Here, 355 differentially methylated peaks (DMPs) and 331 differentially methylated genes (DMGs) were identified. Enrichment analysis revealed that the hyper-DMGs were significantly enriched in AMPK signaling. AMPK induces mitochondrial biogenesis and skeletal muscle glucose uptake during training adaptation, and AMPK signaling mediates muscle-fiber-type transformation [42,43]. Protein–protein interaction network analysis indicated that the DMGs, including FBXO40, SOX2, and DLX5, are involved in skeletal muscle development. Interestingly, the FBXO40, SOX2, and DLX5 genes were also differentially expressed, and the differential abundance of m6A is consistent with this expression pattern (Table S13). FBXO40, a member of the F-box protein family, ubiquitinates Insulin Receptor Substrate 1 (IRS1) for degradation, blocks IGF1 signaling, and causes muscle atrophy [44,45]. MeRIP-seq and RNA-seq analyses revealed that, among the m6A peak-associated genes and the hyper-methylated peak genes in E19, many upregulated genes, including PDK4, MYLK2, and FBXO40, are involved in muscle differentiation and growth. Forkhead box O1 (FOXO1) and peroxisome proliferator-activated receptor (PPAR) α/β regulate the PDK4 response to insulin, elevate free fatty acids or hunger-mediated signal transduction, and mediate muscle fiber atrophy [46,47]. MYLK2 is mainly expressed in striated muscle and mediates the switch of fast and slow muscle fibers in skeletal muscles [48]. We speculate that m6A modification may affect duck muscle development by modulating PDK4, MYLK2 and FBXO40 expression.

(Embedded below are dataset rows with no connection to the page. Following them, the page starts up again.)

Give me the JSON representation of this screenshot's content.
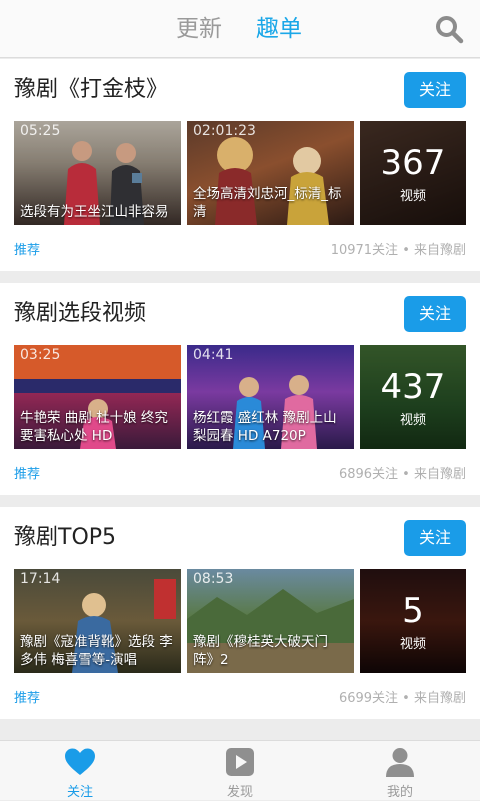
{
  "header": {
    "tabs": [
      {
        "label": "更新",
        "active": false
      },
      {
        "label": "趣单",
        "active": true
      }
    ],
    "search_icon": "search-icon"
  },
  "playlists": [
    {
      "title": "豫剧《打金枝》",
      "follow_label": "关注",
      "videos": [
        {
          "duration": "05:25",
          "caption": "选段有为王坐江山非容易"
        },
        {
          "duration": "02:01:23",
          "caption": "全场高清刘忠河_标清_标清"
        }
      ],
      "count": "367",
      "count_label": "视频",
      "tag": "推荐",
      "meta": "10971关注 • 来自豫剧"
    },
    {
      "title": "豫剧选段视频",
      "follow_label": "关注",
      "videos": [
        {
          "duration": "03:25",
          "caption": "牛艳荣 曲剧 杜十娘 终究要害私心处 HD"
        },
        {
          "duration": "04:41",
          "caption": "杨红霞 盛红林 豫剧上山 梨园春 HD A720P"
        }
      ],
      "count": "437",
      "count_label": "视频",
      "tag": "推荐",
      "meta": "6896关注 • 来自豫剧"
    },
    {
      "title": "豫剧TOP5",
      "follow_label": "关注",
      "videos": [
        {
          "duration": "17:14",
          "caption": "豫剧《寇准背靴》选段 李多伟 梅喜雪等-演唱"
        },
        {
          "duration": "08:53",
          "caption": "豫剧《穆桂英大破天门阵》2"
        }
      ],
      "count": "5",
      "count_label": "视频",
      "tag": "推荐",
      "meta": "6699关注 • 来自豫剧"
    }
  ],
  "bottom_nav": [
    {
      "label": "关注",
      "icon": "heart-icon",
      "active": true
    },
    {
      "label": "发现",
      "icon": "play-icon",
      "active": false
    },
    {
      "label": "我的",
      "icon": "user-icon",
      "active": false
    }
  ],
  "colors": {
    "accent": "#1a9ce8",
    "inactive": "#9a9a9a"
  }
}
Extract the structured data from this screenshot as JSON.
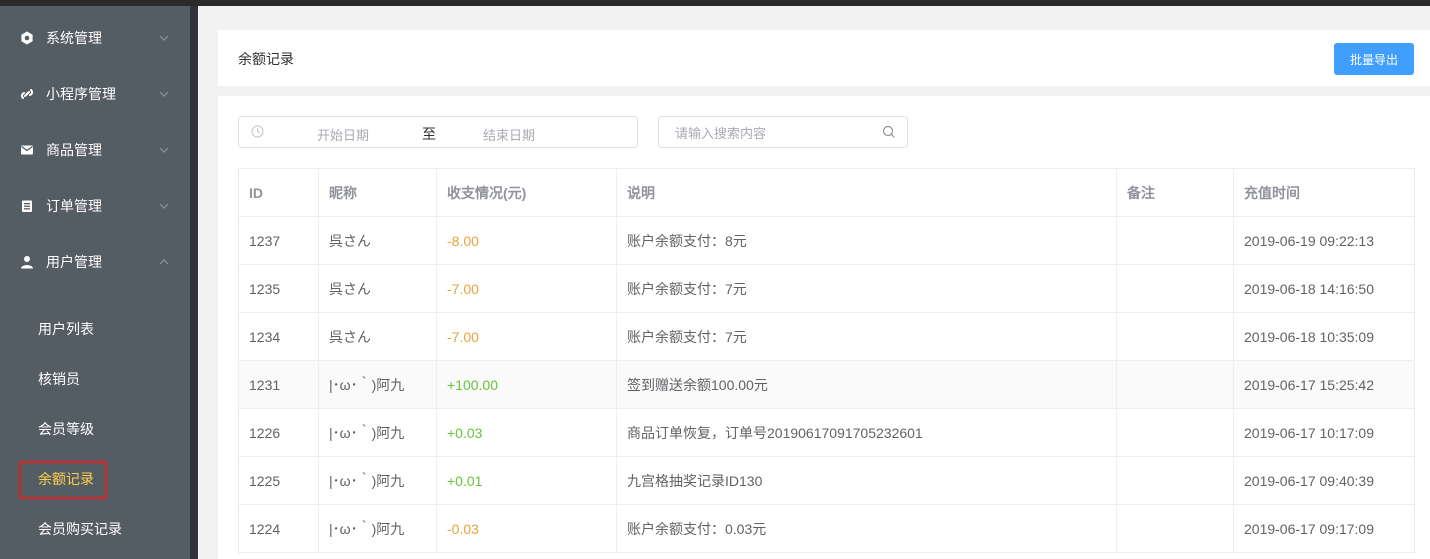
{
  "sidebar": {
    "menus": [
      {
        "label": "系统管理",
        "icon": "gear-icon",
        "expanded": false
      },
      {
        "label": "小程序管理",
        "icon": "link-icon",
        "expanded": false
      },
      {
        "label": "商品管理",
        "icon": "envelope-icon",
        "expanded": false
      },
      {
        "label": "订单管理",
        "icon": "clipboard-icon",
        "expanded": false
      },
      {
        "label": "用户管理",
        "icon": "user-icon",
        "expanded": true
      }
    ],
    "submenu": [
      {
        "label": "用户列表",
        "active": false
      },
      {
        "label": "核销员",
        "active": false
      },
      {
        "label": "会员等级",
        "active": false
      },
      {
        "label": "余额记录",
        "active": true
      },
      {
        "label": "会员购买记录",
        "active": false
      }
    ]
  },
  "header": {
    "title": "余额记录",
    "export_label": "批量导出"
  },
  "filters": {
    "start_placeholder": "开始日期",
    "range_separator": "至",
    "end_placeholder": "结束日期",
    "search_placeholder": "请输入搜索内容"
  },
  "table": {
    "columns": [
      "ID",
      "昵称",
      "收支情况(元)",
      "说明",
      "备注",
      "充值时间"
    ],
    "rows": [
      {
        "id": "1237",
        "nickname": "呉さん",
        "amount": "-8.00",
        "type": "neg",
        "desc": "账户余额支付：8元",
        "note": "",
        "time": "2019-06-19 09:22:13"
      },
      {
        "id": "1235",
        "nickname": "呉さん",
        "amount": "-7.00",
        "type": "neg",
        "desc": "账户余额支付：7元",
        "note": "",
        "time": "2019-06-18 14:16:50"
      },
      {
        "id": "1234",
        "nickname": "呉さん",
        "amount": "-7.00",
        "type": "neg",
        "desc": "账户余额支付：7元",
        "note": "",
        "time": "2019-06-18 10:35:09"
      },
      {
        "id": "1231",
        "nickname": "|･ω･｀)阿九",
        "amount": "+100.00",
        "type": "pos",
        "desc": "签到赠送余额100.00元",
        "note": "",
        "time": "2019-06-17 15:25:42"
      },
      {
        "id": "1226",
        "nickname": "|･ω･｀)阿九",
        "amount": "+0.03",
        "type": "pos",
        "desc": "商品订单恢复，订单号20190617091705232601",
        "note": "",
        "time": "2019-06-17 10:17:09"
      },
      {
        "id": "1225",
        "nickname": "|･ω･｀)阿九",
        "amount": "+0.01",
        "type": "pos",
        "desc": "九宫格抽奖记录ID130",
        "note": "",
        "time": "2019-06-17 09:40:39"
      },
      {
        "id": "1224",
        "nickname": "|･ω･｀)阿九",
        "amount": "-0.03",
        "type": "neg",
        "desc": "账户余额支付：0.03元",
        "note": "",
        "time": "2019-06-17 09:17:09"
      }
    ]
  },
  "colors": {
    "accent": "#409eff",
    "negative": "#e6a23c",
    "positive": "#67c23a",
    "active_menu": "#ffd04b",
    "sidebar_bg": "#545c64"
  }
}
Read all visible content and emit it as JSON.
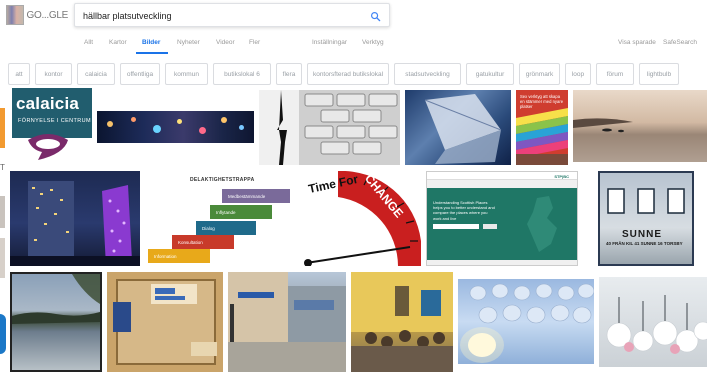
{
  "logo": {
    "text": "GO...GLE"
  },
  "search": {
    "query": "hällbar platsutveckling"
  },
  "tabs": [
    {
      "label": "Allt"
    },
    {
      "label": "Kartor"
    },
    {
      "label": "Bilder"
    },
    {
      "label": "Nyheter"
    },
    {
      "label": "Videor"
    },
    {
      "label": "Fler"
    },
    {
      "label": "Inställningar"
    },
    {
      "label": "Verktyg"
    }
  ],
  "tabs_right": {
    "saved": "Visa sparade",
    "safesearch": "SafeSearch"
  },
  "chips": [
    "att",
    "kontor",
    "calaicia",
    "offentliga",
    "kommun",
    "butikslokal 6",
    "flera",
    "kontorsfterad butikslokal",
    "stadsutveckling",
    "gatukultur",
    "grönmark",
    "loop",
    "förum",
    "lightbulb"
  ],
  "left_strip": {
    "letter": "T"
  },
  "images": {
    "calaicia": {
      "title": "calaicia",
      "subtitle": "FÖRNYELSE I CENTRUM"
    },
    "book": {
      "title": "Sex verktyg att skapa en stämmer med nyare platser"
    },
    "ladder": {
      "title": "DELAKTIGHETSTRAPPA",
      "steps": [
        "Medbestämmande",
        "Inflytande",
        "Dialog",
        "Konsultation",
        "Information"
      ]
    },
    "clock": {
      "time_for": "Time For",
      "change": "CHANGE"
    },
    "website": {
      "brand": "STP|BC",
      "heading": "Understanding Scottish Places helps you to better understand and compare the places where you work and live"
    },
    "sunne": {
      "sign": "SUNNE",
      "sign2": "40 FRÅN KIL 41 SUNNE 16 TORSBY"
    }
  },
  "colors": {
    "accent": "#1a73e8",
    "calaicia": "#215d6e",
    "website_green": "#1f7766"
  }
}
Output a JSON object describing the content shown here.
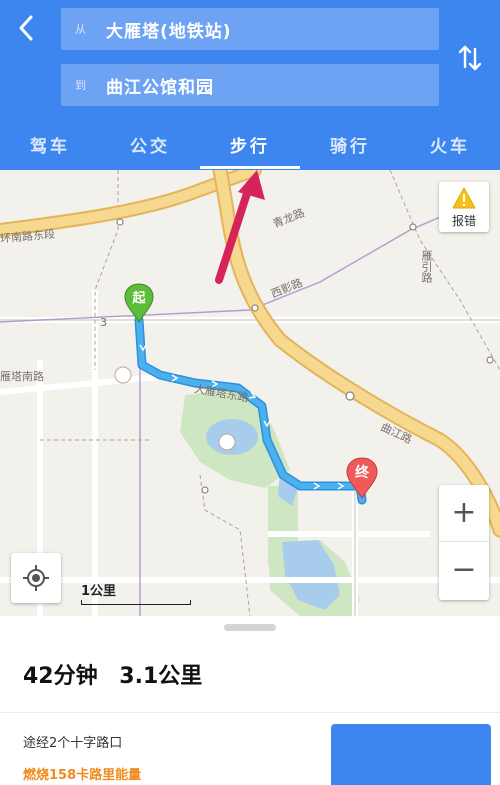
{
  "header": {
    "from": {
      "prefix": "从",
      "value": "大雁塔(地铁站)"
    },
    "to": {
      "prefix": "到",
      "value": "曲江公馆和园"
    }
  },
  "tabs": [
    {
      "label": "驾车"
    },
    {
      "label": "公交"
    },
    {
      "label": "步行",
      "active": true
    },
    {
      "label": "骑行"
    },
    {
      "label": "火车"
    }
  ],
  "map": {
    "labels": {
      "ring_road": "环南路东段",
      "qinglong_road": "青龙路",
      "yanying_road": "雁引路",
      "xiying_road": "西影路",
      "yanta_east": "大雁塔东路",
      "yanta_south": "雁塔南路",
      "qujiang_road": "曲江路",
      "road_3": "3"
    },
    "start_marker": "起",
    "end_marker": "终",
    "report_label": "报错",
    "zoom_in": "+",
    "zoom_out": "−",
    "scale_text": "1公里"
  },
  "route_summary": {
    "duration": "42分钟",
    "distance": "3.1公里",
    "via": "途经2个十字路口",
    "calories": "燃烧158卡路里能量"
  },
  "colors": {
    "brand_blue": "#3d86f0",
    "route": "#4ab0ee",
    "calories": "#f08a1c",
    "start_marker": "#5bbd3a",
    "end_marker": "#f05a5a",
    "annotation_arrow": "#d6245b"
  },
  "icons": {
    "back": "chevron-left-icon",
    "swap": "swap-vertical-icon",
    "report": "warning-icon",
    "locate": "crosshair-icon"
  }
}
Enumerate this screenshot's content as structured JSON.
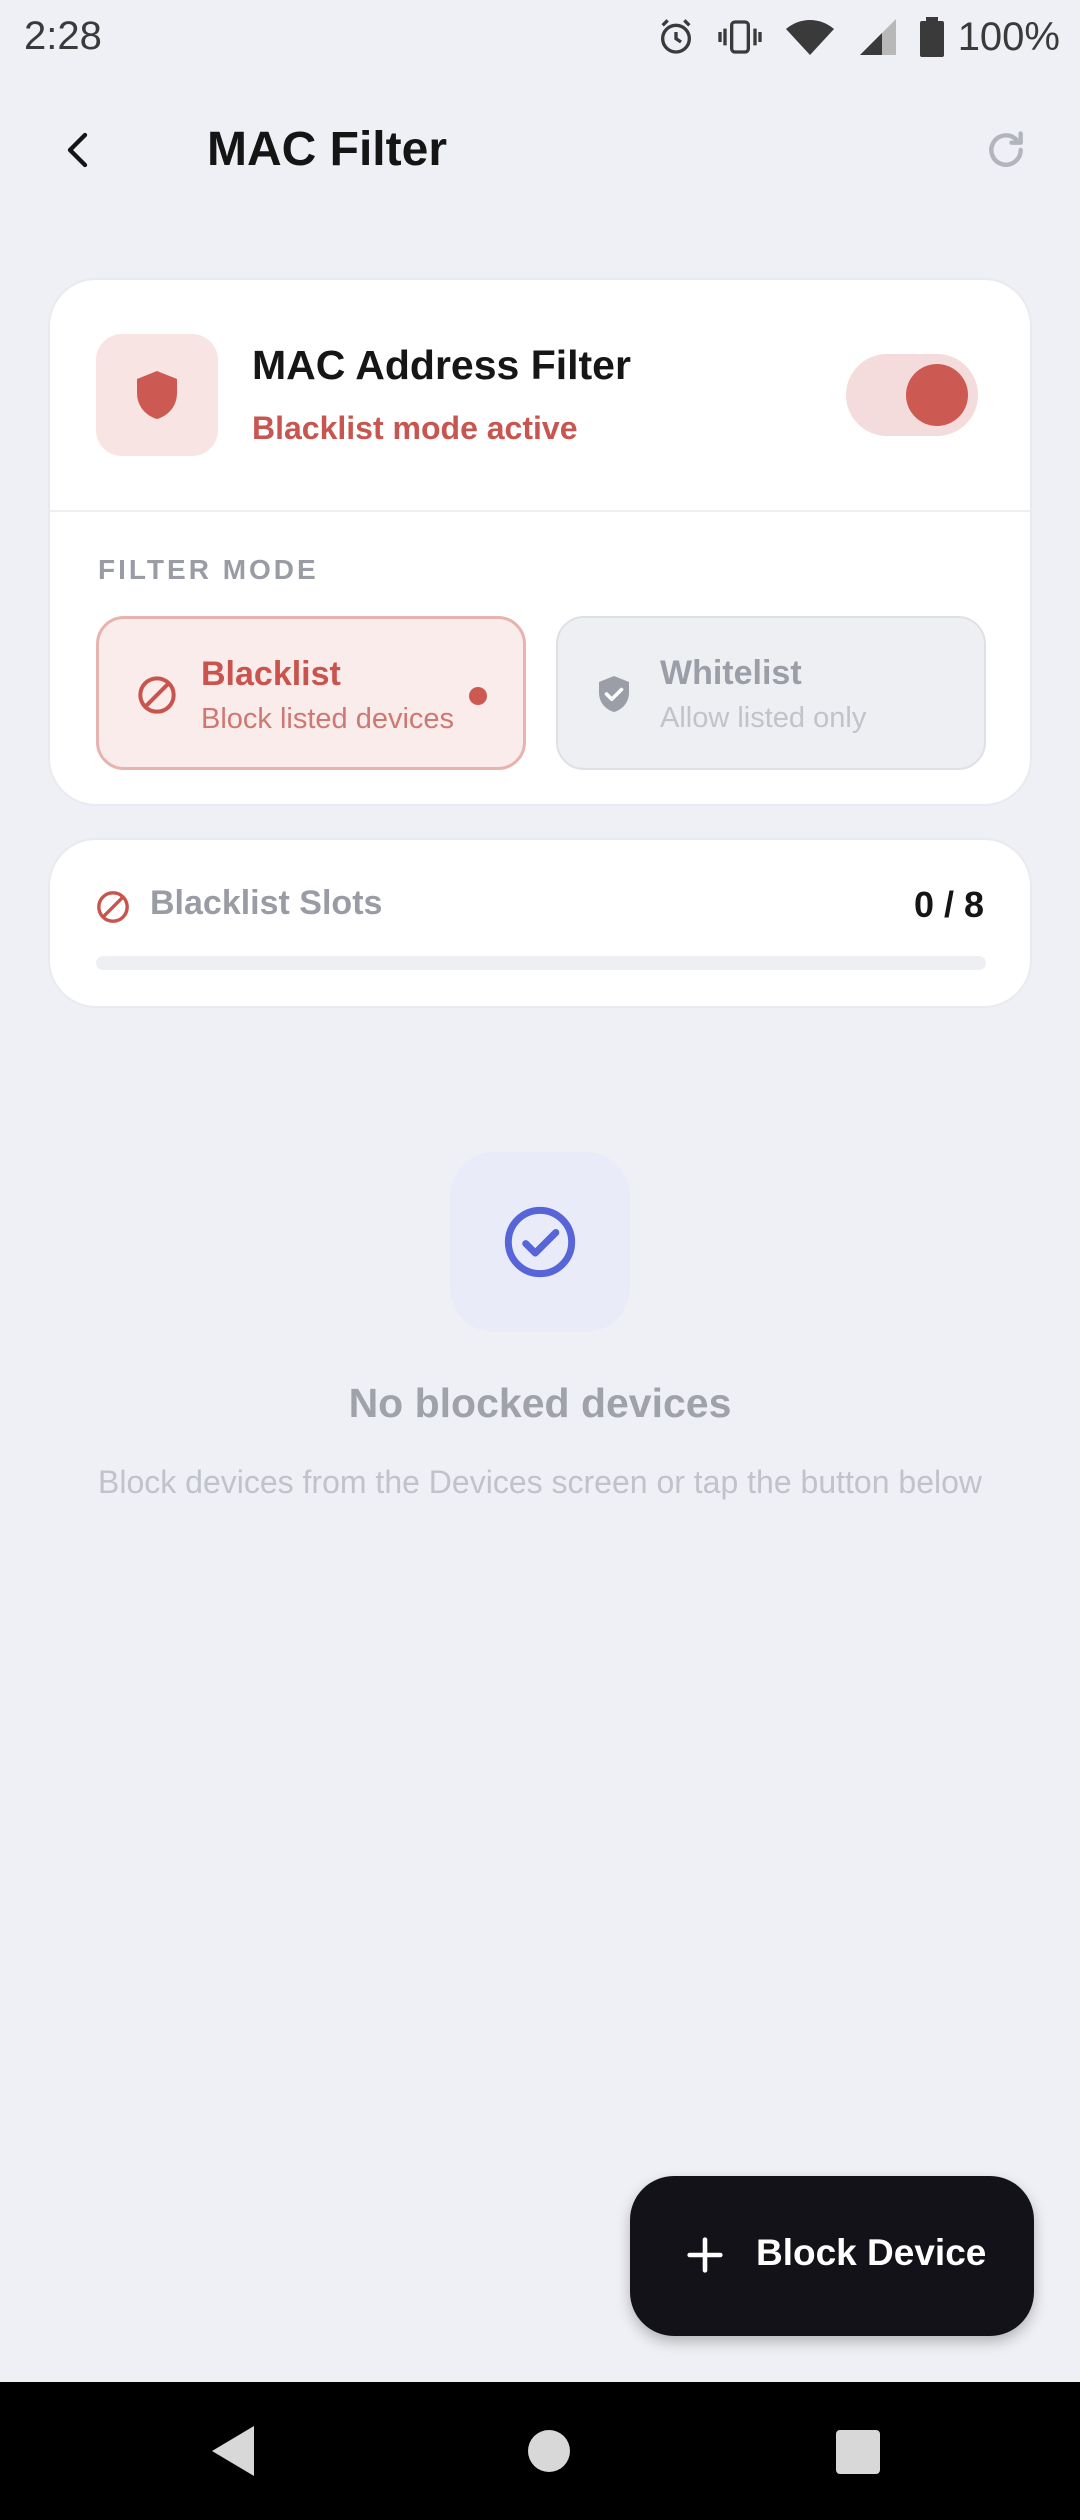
{
  "status_bar": {
    "time": "2:28",
    "battery_text": "100%",
    "icons": [
      "alarm-icon",
      "vibrate-icon",
      "wifi-icon",
      "signal-icon",
      "battery-icon"
    ]
  },
  "app_bar": {
    "title": "MAC Filter",
    "back_icon": "chevron-left-icon",
    "refresh_icon": "refresh-icon"
  },
  "filter_card": {
    "title": "MAC Address Filter",
    "subtitle": "Blacklist mode active",
    "enabled": true,
    "mode_section_label": "FILTER MODE",
    "modes": [
      {
        "label": "Blacklist",
        "description": "Block listed devices",
        "selected": true,
        "icon": "block-icon"
      },
      {
        "label": "Whitelist",
        "description": "Allow listed only",
        "selected": false,
        "icon": "shield-check-icon"
      }
    ]
  },
  "slots_card": {
    "label": "Blacklist Slots",
    "count": "0 / 8",
    "used": 0,
    "total": 8
  },
  "empty_state": {
    "title": "No blocked devices",
    "description": "Block devices from the Devices screen or tap the button below"
  },
  "fab": {
    "label": "Block Device",
    "icon": "plus-icon"
  },
  "colors": {
    "accent": "#cc5a52",
    "accent_light": "#f8e4e3",
    "background": "#eff0f5",
    "empty_icon": "#5865d8"
  }
}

The methyltransferases METTL3 and METTL14 catalyze RNA m6A modification using S-adenosylmethionine as the methylation donor [10,11]. METTL14 knockout inhibits the differentiation of C2C12 myoblasts and promotes their proliferation [49]. Motif analysis showed that m6A modification in duck embryo skeletal muscle may be mediated by METTL14. The METTL14 expression level was high before duck embryonic skeletal muscle differentiation (E10 to E16) and decreased significantly between E16 to E19, and remained low at E19 to P1, indicating that METTL14 influences duck muscle differentiation. We speculate that METTL14 mediates m6A modification in duck embryonic skeletal muscles and regulates muscle development. The underlying mechanism of METTL14 regulation of skeletal muscle development and the m6A genes induced by METTL14 need to be further explored.

5. Conclusions

In summary, we profiled the m6A modification pattern in duck embryonic skeletal muscle, presented the difference between the pre- and post-differentiation m6A patterns in breast muscle, and proposed that m6A modification influences muscle differentiation by regulating gene expression. The current study not only explored the profiling effects of RNA methylation on duck skeletal muscle development, but also laid the groundwork for studying RNA modification in poultry muscle development.